Picture 14: Brutto/Netto Profit and Capitalization Values Over Time for SHIB/WETH Pool

There is a correlation between capitalization of performed activity and extracted profits, demonstrating that in this case, the profitability of attacks directly depends on the amount of performed trading activity. Closer to the end of 2021. the increased gas fees caused a decrease in the profitability of performed attacks, but attacks are still efficient enough to perform MEV attacks.

The distribution of both MEV attacks profits and trading activity capitalization totally matched the distribution of the SHIB token price. The changes in the price are big and therefore, traders try to perform swaps while price changes are able to give them profits and attackers are using this aspect.

Picture 15: SHIB Token Price Distribution From March 2021 Until March 2022 Conform


MEV attack is one way of market manipulation that uses the advantages available to the attackers to direct and shift token prices using a big swap. As a result, this will cause the victim’s transaction to be performed at such a price that the victim has losses. This will shift the token price into another direction and form a profitable price for the attacker, who performs backward transactions and extracts profits by it. It is possible to stabilize price behaviour and there are tools available for the traders to save their capital, but characteristics of some token type pools reduce the applicability of those tools and strategies because of trading strategy.

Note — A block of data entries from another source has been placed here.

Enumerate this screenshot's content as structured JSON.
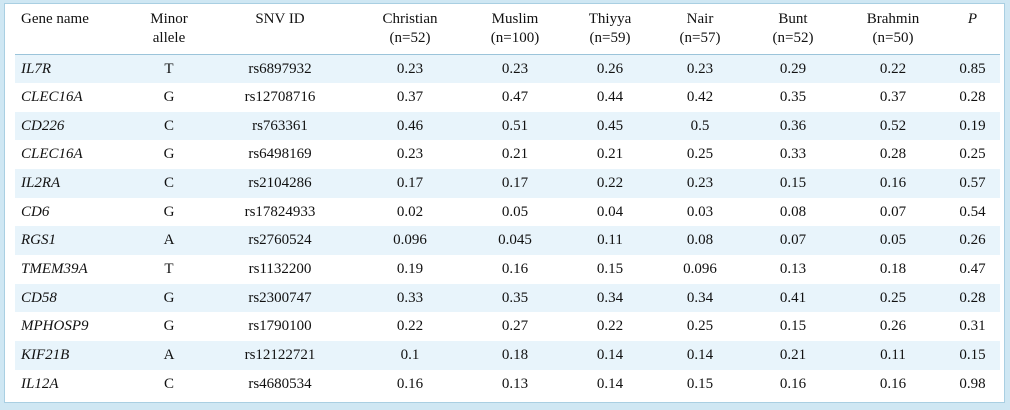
{
  "columns": [
    {
      "line1": "Gene name",
      "line2": ""
    },
    {
      "line1": "Minor",
      "line2": "allele"
    },
    {
      "line1": "SNV ID",
      "line2": ""
    },
    {
      "line1": "Christian",
      "line2": "(n=52)"
    },
    {
      "line1": "Muslim",
      "line2": "(n=100)"
    },
    {
      "line1": "Thiyya",
      "line2": "(n=59)"
    },
    {
      "line1": "Nair",
      "line2": "(n=57)"
    },
    {
      "line1": "Bunt",
      "line2": "(n=52)"
    },
    {
      "line1": "Brahmin",
      "line2": "(n=50)"
    },
    {
      "line1": "P",
      "line2": ""
    }
  ],
  "rows": [
    [
      "IL7R",
      "T",
      "rs6897932",
      "0.23",
      "0.23",
      "0.26",
      "0.23",
      "0.29",
      "0.22",
      "0.85"
    ],
    [
      "CLEC16A",
      "G",
      "rs12708716",
      "0.37",
      "0.47",
      "0.44",
      "0.42",
      "0.35",
      "0.37",
      "0.28"
    ],
    [
      "CD226",
      "C",
      "rs763361",
      "0.46",
      "0.51",
      "0.45",
      "0.5",
      "0.36",
      "0.52",
      "0.19"
    ],
    [
      "CLEC16A",
      "G",
      "rs6498169",
      "0.23",
      "0.21",
      "0.21",
      "0.25",
      "0.33",
      "0.28",
      "0.25"
    ],
    [
      "IL2RA",
      "C",
      "rs2104286",
      "0.17",
      "0.17",
      "0.22",
      "0.23",
      "0.15",
      "0.16",
      "0.57"
    ],
    [
      "CD6",
      "G",
      "rs17824933",
      "0.02",
      "0.05",
      "0.04",
      "0.03",
      "0.08",
      "0.07",
      "0.54"
    ],
    [
      "RGS1",
      "A",
      "rs2760524",
      "0.096",
      "0.045",
      "0.11",
      "0.08",
      "0.07",
      "0.05",
      "0.26"
    ],
    [
      "TMEM39A",
      "T",
      "rs1132200",
      "0.19",
      "0.16",
      "0.15",
      "0.096",
      "0.13",
      "0.18",
      "0.47"
    ],
    [
      "CD58",
      "G",
      "rs2300747",
      "0.33",
      "0.35",
      "0.34",
      "0.34",
      "0.41",
      "0.25",
      "0.28"
    ],
    [
      "MPHOSP9",
      "G",
      "rs1790100",
      "0.22",
      "0.27",
      "0.22",
      "0.25",
      "0.15",
      "0.26",
      "0.31"
    ],
    [
      "KIF21B",
      "A",
      "rs12122721",
      "0.1",
      "0.18",
      "0.14",
      "0.14",
      "0.21",
      "0.11",
      "0.15"
    ],
    [
      "IL12A",
      "C",
      "rs4680534",
      "0.16",
      "0.13",
      "0.14",
      "0.15",
      "0.16",
      "0.16",
      "0.98"
    ]
  ]
}
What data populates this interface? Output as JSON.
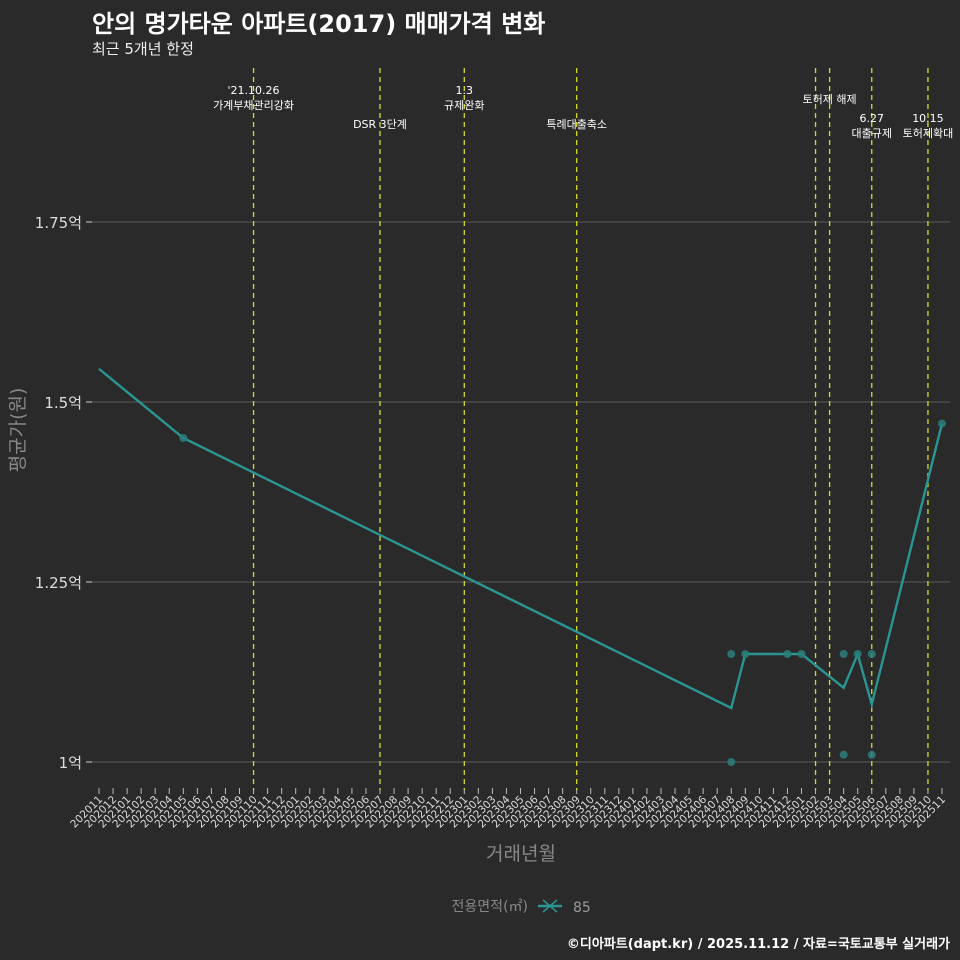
{
  "title": "안의 명가타운 아파트(2017) 매매가격 변화",
  "subtitle": "최근 5개년 한정",
  "caption": "©디아파트(dapt.kr) / 2025.11.12 / 자료=국토교통부 실거래가",
  "colors": {
    "background": "#2b2a2b",
    "line": "#2a9591",
    "point": "#2a7f7b",
    "vline": "#d4dc2a",
    "grid": "#5a5a5a",
    "text": "#dddddd"
  },
  "chart_data": {
    "type": "line",
    "title": "안의 명가타운 아파트(2017) 매매가격 변화",
    "xlabel": "거래년월",
    "ylabel": "평균가(원)",
    "ylim": [
      0.95,
      1.95
    ],
    "yticks": [
      {
        "v": 1.0,
        "label": "1억"
      },
      {
        "v": 1.25,
        "label": "1.25억"
      },
      {
        "v": 1.5,
        "label": "1.5억"
      },
      {
        "v": 1.75,
        "label": "1.75억"
      }
    ],
    "categories": [
      "202011",
      "202012",
      "202101",
      "202102",
      "202103",
      "202104",
      "202105",
      "202106",
      "202107",
      "202108",
      "202109",
      "202110",
      "202111",
      "202112",
      "202201",
      "202202",
      "202203",
      "202204",
      "202205",
      "202206",
      "202207",
      "202208",
      "202209",
      "202210",
      "202211",
      "202212",
      "202301",
      "202302",
      "202303",
      "202304",
      "202305",
      "202306",
      "202307",
      "202308",
      "202309",
      "202310",
      "202311",
      "202312",
      "202401",
      "202402",
      "202403",
      "202404",
      "202405",
      "202406",
      "202407",
      "202408",
      "202409",
      "202410",
      "202411",
      "202412",
      "202501",
      "202502",
      "202503",
      "202504",
      "202505",
      "202506",
      "202507",
      "202508",
      "202509",
      "202510",
      "202511"
    ],
    "legend": {
      "title": "전용면적(㎡)",
      "entries": [
        "85"
      ],
      "position": "bottom"
    },
    "series": [
      {
        "name": "85",
        "line": [
          {
            "x": "202011",
            "y": 1.546
          },
          {
            "x": "202105",
            "y": 1.45
          },
          {
            "x": "202408",
            "y": 1.075
          },
          {
            "x": "202409",
            "y": 1.15
          },
          {
            "x": "202412",
            "y": 1.15
          },
          {
            "x": "202501",
            "y": 1.15
          },
          {
            "x": "202504",
            "y": 1.103
          },
          {
            "x": "202505",
            "y": 1.15
          },
          {
            "x": "202506",
            "y": 1.08
          },
          {
            "x": "202511",
            "y": 1.47
          }
        ],
        "points": [
          {
            "x": "202105",
            "y": 1.45
          },
          {
            "x": "202408",
            "y": 1.15
          },
          {
            "x": "202408",
            "y": 1.0
          },
          {
            "x": "202409",
            "y": 1.15
          },
          {
            "x": "202412",
            "y": 1.15
          },
          {
            "x": "202501",
            "y": 1.15
          },
          {
            "x": "202504",
            "y": 1.15
          },
          {
            "x": "202504",
            "y": 1.01
          },
          {
            "x": "202505",
            "y": 1.15
          },
          {
            "x": "202506",
            "y": 1.15
          },
          {
            "x": "202506",
            "y": 1.01
          },
          {
            "x": "202511",
            "y": 1.47
          }
        ]
      }
    ],
    "annotations": [
      {
        "x": "202110",
        "lines": [
          "'21.10.26",
          "가계부채관리강화"
        ],
        "row": 0
      },
      {
        "x": "202207",
        "lines": [
          "DSR 3단계"
        ],
        "row": 2
      },
      {
        "x": "202301",
        "lines": [
          "1.3",
          "규제완화"
        ],
        "row": 0
      },
      {
        "x": "202309",
        "lines": [
          "특례대출축소"
        ],
        "row": 2
      },
      {
        "x": "202502",
        "lines": [],
        "row": 0
      },
      {
        "x": "202503",
        "lines": [
          "토허제 해제"
        ],
        "row": 1
      },
      {
        "x": "202506",
        "lines": [
          "6.27",
          "대출규제"
        ],
        "row": 3
      },
      {
        "x": "202510",
        "lines": [
          "10.15",
          "토허제확대"
        ],
        "row": 3
      }
    ]
  }
}
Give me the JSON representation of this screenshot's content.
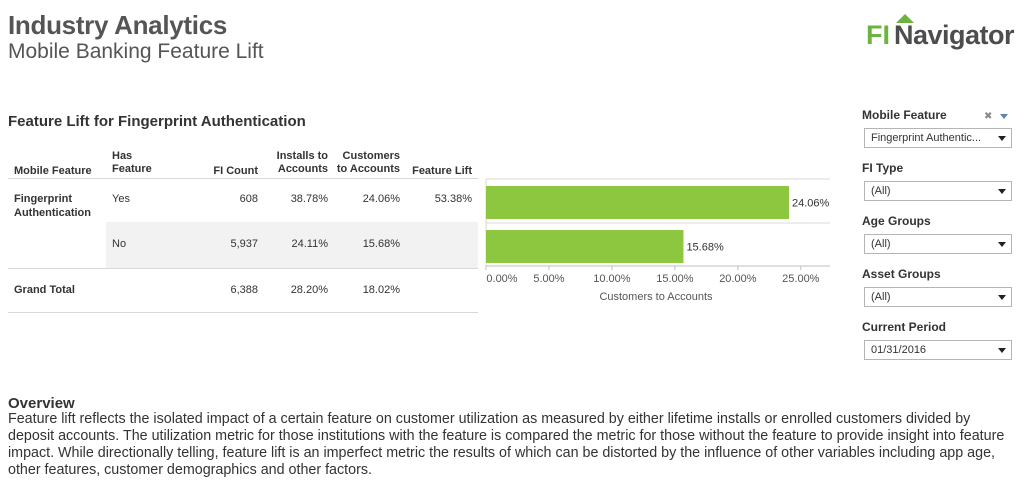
{
  "header": {
    "title": "Industry Analytics",
    "subtitle": "Mobile Banking Feature Lift"
  },
  "logo": {
    "fi": "FI",
    "navigator": "Navigator",
    "brand_green": "#6cb33f",
    "brand_gray": "#4d4d4d"
  },
  "section": {
    "title": "Feature Lift for Fingerprint Authentication"
  },
  "table": {
    "headers": {
      "mobile_feature": "Mobile Feature",
      "has_feature": "Has Feature",
      "fi_count": "FI Count",
      "installs": "Installs to Accounts",
      "customers": "Customers to Accounts",
      "lift": "Feature Lift"
    },
    "feature_name": "Fingerprint Authentication",
    "rows": [
      {
        "has_feature": "Yes",
        "fi_count": "608",
        "installs": "38.78%",
        "customers": "24.06%",
        "lift": "53.38%"
      },
      {
        "has_feature": "No",
        "fi_count": "5,937",
        "installs": "24.11%",
        "customers": "15.68%",
        "lift": ""
      }
    ],
    "total": {
      "label": "Grand Total",
      "fi_count": "6,388",
      "installs": "28.20%",
      "customers": "18.02%"
    }
  },
  "chart_data": {
    "type": "bar",
    "orientation": "horizontal",
    "categories": [
      "Yes",
      "No"
    ],
    "values": [
      24.06,
      15.68
    ],
    "data_labels": [
      "24.06%",
      "15.68%"
    ],
    "xlabel": "Customers to Accounts",
    "xlim": [
      0,
      27
    ],
    "ticks": [
      0,
      5,
      10,
      15,
      20,
      25
    ],
    "tick_labels": [
      "0.00%",
      "5.00%",
      "10.00%",
      "15.00%",
      "20.00%",
      "25.00%"
    ],
    "bar_color": "#8dc63f",
    "grid": false
  },
  "filters": {
    "items": [
      {
        "label": "Mobile Feature",
        "value": "Fingerprint Authentic..."
      },
      {
        "label": "FI Type",
        "value": "(All)"
      },
      {
        "label": "Age Groups",
        "value": "(All)"
      },
      {
        "label": "Asset Groups",
        "value": "(All)"
      },
      {
        "label": "Current Period",
        "value": "01/31/2016"
      }
    ],
    "clear_icon": "clear-filter-icon",
    "menu_icon": "dropdown-menu-icon"
  },
  "overview": {
    "title": "Overview",
    "text": "Feature lift reflects the isolated impact of a certain feature on customer utilization as measured by either lifetime installs or enrolled customers divided by deposit accounts. The utilization metric for those institutions with the feature is compared the metric for those without the feature to provide insight into feature impact. While directionally telling, feature lift is an imperfect metric the results of which can be distorted by the influence of other variables including app age, other features, customer demographics and other factors."
  }
}
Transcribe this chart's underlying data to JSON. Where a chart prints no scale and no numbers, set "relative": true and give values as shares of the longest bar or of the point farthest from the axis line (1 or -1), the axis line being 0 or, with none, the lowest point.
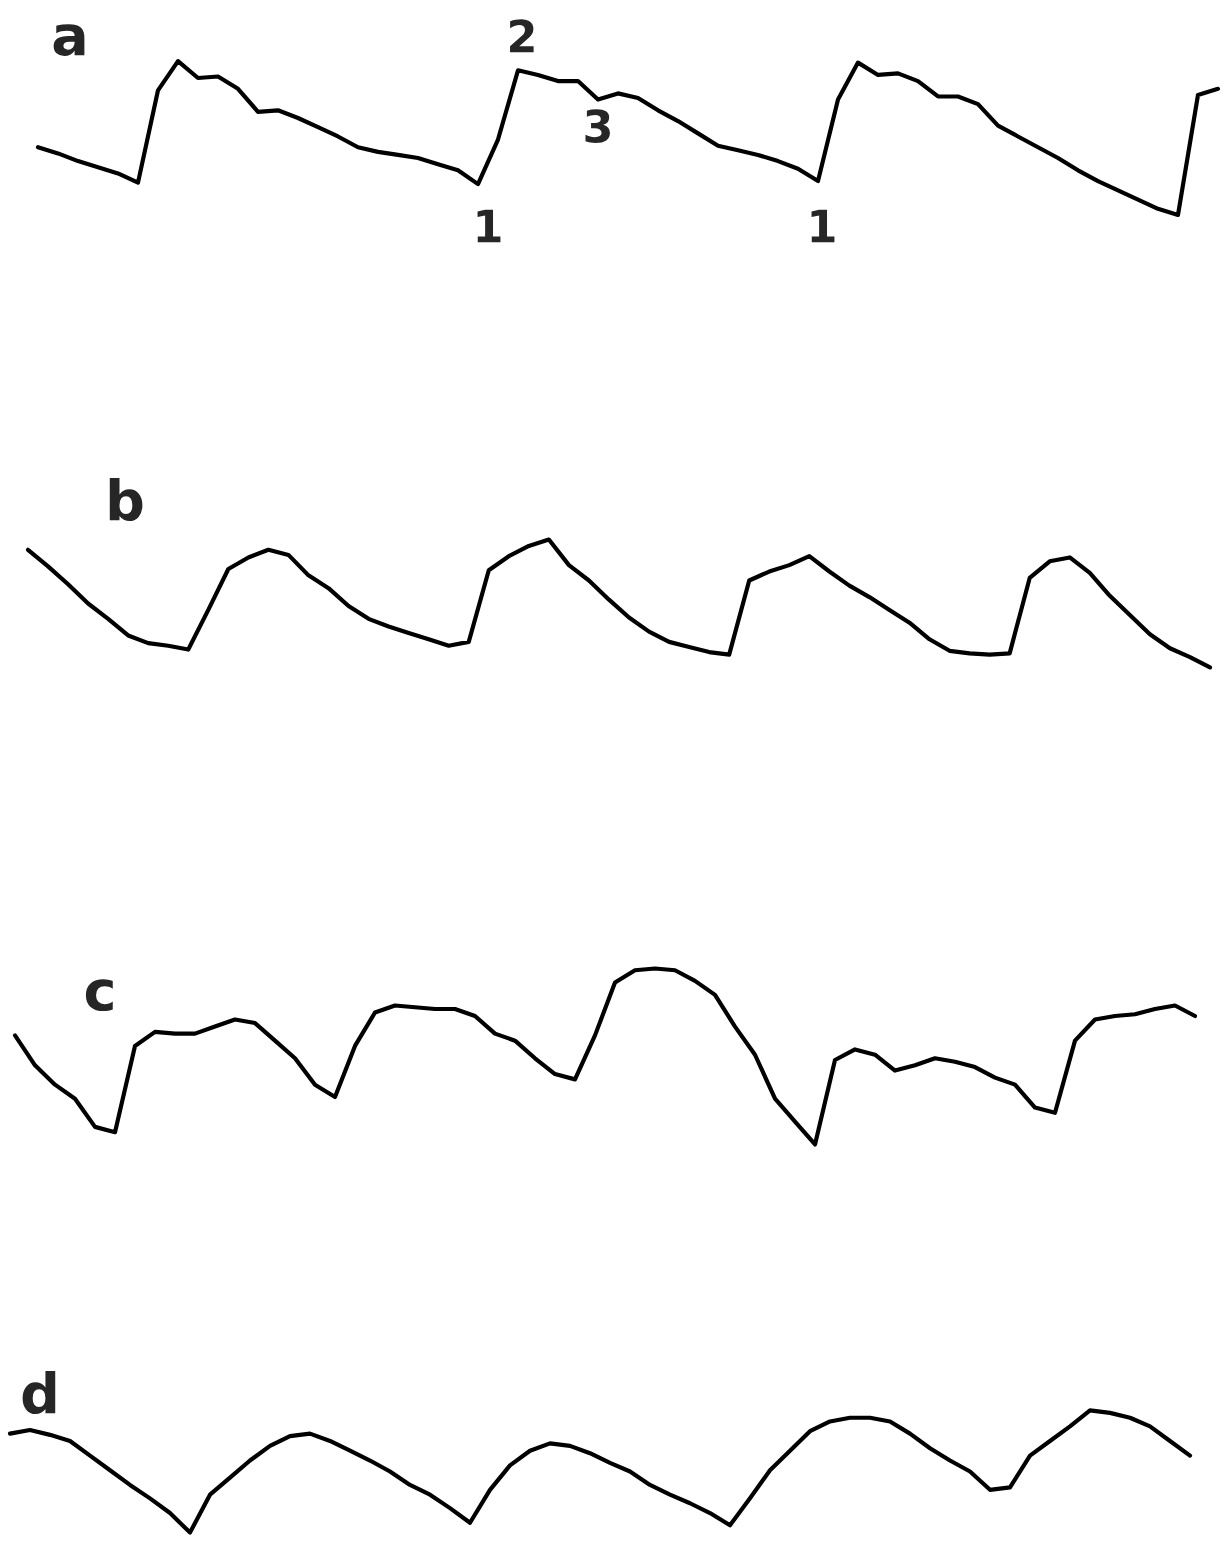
{
  "chart_data": [
    {
      "type": "line",
      "relative": true,
      "title": "a",
      "annotations": [
        "2",
        "3",
        "1",
        "1"
      ],
      "categories": [
        null,
        null,
        null,
        null,
        null,
        null,
        null,
        null,
        null,
        null,
        null,
        null,
        null,
        null,
        null,
        null,
        null,
        null,
        null,
        null,
        null,
        null,
        null,
        null,
        null,
        null,
        null,
        null,
        null,
        null,
        null,
        null,
        null,
        null,
        null,
        null,
        null,
        null,
        null,
        null,
        null,
        null,
        null,
        null,
        null,
        null,
        null,
        null,
        null,
        null,
        null,
        null,
        null,
        null,
        null,
        null,
        null,
        null,
        null,
        null
      ],
      "series": [
        {
          "color": "#000000",
          "values": [
            0.44,
            0.4,
            0.35,
            0.31,
            0.27,
            0.21,
            0.81,
            1.0,
            0.89,
            0.9,
            0.82,
            0.67,
            0.68,
            0.63,
            0.57,
            0.51,
            0.44,
            0.41,
            0.39,
            0.37,
            0.33,
            0.29,
            0.2,
            0.49,
            0.94,
            0.91,
            0.87,
            0.87,
            0.75,
            0.79,
            0.76,
            0.68,
            0.61,
            0.53,
            0.45,
            0.42,
            0.39,
            0.35,
            0.3,
            0.22,
            0.75,
            0.99,
            0.91,
            0.92,
            0.87,
            0.77,
            0.77,
            0.72,
            0.58,
            0.51,
            0.44,
            0.37,
            0.29,
            0.22,
            0.16,
            0.1,
            0.04,
            0.0,
            0.78,
            0.82
          ]
        }
      ]
    },
    {
      "type": "line",
      "relative": true,
      "title": "b",
      "categories": [
        null,
        null,
        null,
        null,
        null,
        null,
        null,
        null,
        null,
        null,
        null,
        null,
        null,
        null,
        null,
        null,
        null,
        null,
        null,
        null,
        null,
        null,
        null,
        null,
        null,
        null,
        null,
        null,
        null,
        null,
        null,
        null,
        null,
        null,
        null,
        null,
        null,
        null,
        null,
        null,
        null,
        null,
        null,
        null,
        null,
        null,
        null,
        null,
        null,
        null,
        null,
        null,
        null,
        null,
        null,
        null,
        null,
        null,
        null,
        null
      ],
      "series": [
        {
          "color": "#000000",
          "values": [
            0.92,
            0.79,
            0.65,
            0.5,
            0.38,
            0.25,
            0.19,
            0.17,
            0.14,
            0.45,
            0.77,
            0.86,
            0.92,
            0.88,
            0.72,
            0.62,
            0.48,
            0.38,
            0.32,
            0.27,
            0.22,
            0.17,
            0.2,
            0.76,
            0.87,
            0.95,
            1.0,
            0.8,
            0.68,
            0.53,
            0.39,
            0.28,
            0.2,
            0.16,
            0.12,
            0.1,
            0.68,
            0.75,
            0.8,
            0.87,
            0.75,
            0.64,
            0.55,
            0.45,
            0.35,
            0.22,
            0.13,
            0.11,
            0.1,
            0.11,
            0.7,
            0.83,
            0.86,
            0.74,
            0.56,
            0.41,
            0.26,
            0.15,
            0.08,
            0.0
          ]
        }
      ]
    },
    {
      "type": "line",
      "relative": true,
      "title": "c",
      "categories": [
        null,
        null,
        null,
        null,
        null,
        null,
        null,
        null,
        null,
        null,
        null,
        null,
        null,
        null,
        null,
        null,
        null,
        null,
        null,
        null,
        null,
        null,
        null,
        null,
        null,
        null,
        null,
        null,
        null,
        null,
        null,
        null,
        null,
        null,
        null,
        null,
        null,
        null,
        null,
        null,
        null,
        null,
        null,
        null,
        null,
        null,
        null,
        null,
        null,
        null,
        null,
        null,
        null,
        null,
        null,
        null,
        null,
        null,
        null,
        null
      ],
      "series": [
        {
          "color": "#000000",
          "values": [
            0.62,
            0.45,
            0.34,
            0.26,
            0.1,
            0.07,
            0.56,
            0.64,
            0.63,
            0.63,
            0.67,
            0.71,
            0.69,
            0.59,
            0.49,
            0.34,
            0.27,
            0.56,
            0.75,
            0.79,
            0.78,
            0.77,
            0.77,
            0.73,
            0.63,
            0.59,
            0.49,
            0.4,
            0.37,
            0.62,
            0.92,
            0.99,
            1.0,
            0.99,
            0.93,
            0.85,
            0.67,
            0.51,
            0.26,
            0.13,
            0.0,
            0.48,
            0.54,
            0.51,
            0.42,
            0.45,
            0.49,
            0.47,
            0.44,
            0.38,
            0.34,
            0.21,
            0.18,
            0.59,
            0.71,
            0.73,
            0.74,
            0.77,
            0.79,
            0.73
          ]
        }
      ]
    },
    {
      "type": "line",
      "relative": true,
      "title": "d",
      "categories": [
        null,
        null,
        null,
        null,
        null,
        null,
        null,
        null,
        null,
        null,
        null,
        null,
        null,
        null,
        null,
        null,
        null,
        null,
        null,
        null,
        null,
        null,
        null,
        null,
        null,
        null,
        null,
        null,
        null,
        null,
        null,
        null,
        null,
        null,
        null,
        null,
        null,
        null,
        null,
        null,
        null,
        null,
        null,
        null,
        null,
        null,
        null,
        null,
        null,
        null,
        null,
        null,
        null,
        null,
        null,
        null,
        null,
        null,
        null,
        null
      ],
      "series": [
        {
          "color": "#000000",
          "values": [
            0.81,
            0.84,
            0.8,
            0.75,
            0.63,
            0.51,
            0.39,
            0.28,
            0.16,
            0.0,
            0.31,
            0.45,
            0.59,
            0.71,
            0.79,
            0.81,
            0.75,
            0.67,
            0.59,
            0.5,
            0.39,
            0.31,
            0.2,
            0.08,
            0.35,
            0.55,
            0.67,
            0.73,
            0.71,
            0.65,
            0.57,
            0.5,
            0.39,
            0.31,
            0.24,
            0.16,
            0.06,
            0.28,
            0.51,
            0.67,
            0.83,
            0.91,
            0.94,
            0.94,
            0.91,
            0.81,
            0.69,
            0.59,
            0.5,
            0.35,
            0.37,
            0.63,
            0.75,
            0.87,
            1.0,
            0.98,
            0.94,
            0.87,
            0.75,
            0.63
          ]
        }
      ]
    }
  ]
}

Classic tokens and STO tokens pools are more stable. Trading using these tokens is more predictable, the price has smaller deviations, and the overall price tendency is more positive. The price changes stimulate trades but do not cause anomalous changes in trading. Both classic tokens and STO tokens trading activities are more stable with small/medium rises in trading during price change periods.

NFT-related and meme tokens pools are less stable. Their prices have higher deviations, they are more speculative, and any change in price causes extreme rises in trading activity, whereas stable periods have low trading activity. The strategy of traders who perform their activity with those tokens is to use any price change as much as possible because further price behaviour is unpredictable and recognition of those tokens is smaller. This strategy means that the application of mitigation mechanisms will prevent traders from using those price changes to extract the highest possible profits. Application of the slippage parameter may prevent traders from swapping tokens in periods of price big changes.